Fecho a boca, trinco as cápsulas e detergente espirra por todo o lado, malta, dizem vocês do lado de lá, o “Bocas” é o maior, e os likes a cair, os emojis a cair, espero que a Cátia esteja a ver, sou o maior, o detergente espirra por todo o lado, para o telefone, para as paredes, para a porta da casa de banho, para os olhos, para a boca, para os pulmões, os olhos incham de dor, saltam-me das órbitas, a barriga contorce-se e eu faço força para não me dobrar para a frente enquanto faço a mesma força para segurar o telemóvel à frente da cara, o braço a tremer, detergente sai-me pela boca mas não vacilo, não vacila, não vacila, os maxilares a tremer e a boca a arder, babo-me em detergente, espirro-me em detergente e, ao mesmo tempo que faço força para engolir tudo, deito tudo cá para fora mais o frango da minha mãe de ontem, dói-me a barriga e não consigo ver, escorrego em tudo o que há no chão e caio no chão com o telemóvel de lado, em directo para a malta, em directo para a escola, em directo para o mundo hoje à noite, acho que vocês já perceberam que isto não vai acabar bem, eu é que ainda não, até porque a minha mãe está a bater à porta mas eu fechei a porta à chave e a chave está no meu bolso.

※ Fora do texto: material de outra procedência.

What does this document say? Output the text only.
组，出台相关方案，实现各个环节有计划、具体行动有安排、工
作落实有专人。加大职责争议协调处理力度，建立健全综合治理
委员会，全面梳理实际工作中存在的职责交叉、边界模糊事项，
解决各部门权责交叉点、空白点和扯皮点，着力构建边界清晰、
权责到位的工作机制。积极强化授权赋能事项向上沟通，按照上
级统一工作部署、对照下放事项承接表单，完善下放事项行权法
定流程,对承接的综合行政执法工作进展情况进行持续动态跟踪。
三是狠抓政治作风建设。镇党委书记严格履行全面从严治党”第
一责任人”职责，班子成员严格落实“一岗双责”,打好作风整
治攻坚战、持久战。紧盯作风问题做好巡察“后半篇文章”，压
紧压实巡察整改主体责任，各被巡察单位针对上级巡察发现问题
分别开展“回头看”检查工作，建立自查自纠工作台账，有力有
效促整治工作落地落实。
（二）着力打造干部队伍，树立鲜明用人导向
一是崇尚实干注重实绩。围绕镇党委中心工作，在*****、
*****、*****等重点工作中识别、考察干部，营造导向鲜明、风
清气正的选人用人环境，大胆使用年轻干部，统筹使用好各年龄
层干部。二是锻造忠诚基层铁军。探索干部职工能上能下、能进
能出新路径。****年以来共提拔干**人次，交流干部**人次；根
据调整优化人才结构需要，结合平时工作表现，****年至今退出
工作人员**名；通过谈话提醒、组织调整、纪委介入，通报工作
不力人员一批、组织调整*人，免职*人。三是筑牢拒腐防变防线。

Mas o meu corpo está em convulsões e, de caminho, sem conseguir respirar, acho que engoli qualquer coisa, detergente, quem sabe, não, detergente não, mas eu já nem sequer consigo pensar, os braços abertos, o peito aberto, a boca aberta a tentar agarrar o ar, os olhos abertos a querer ver o ar, mas sem ver o ar, a minha mãe aos pontapés à porta e a minha irmã a dizer que me mata, o meu pai finalmente em casa e a porta rebenta a pontapé, o meu corpo a caminho do hospital, quando chegar à escola na segunda-feira vou ser um herói e toda a gente vai ver, eu é que não, já não vejo nada, o óbito foi declarado à chegada ao hospital, parece que ninguém morre nas ambulâncias, nem eu, e a minha irmã que me mata mesmo depois de morto, só espero que a Cátia esteja a ver.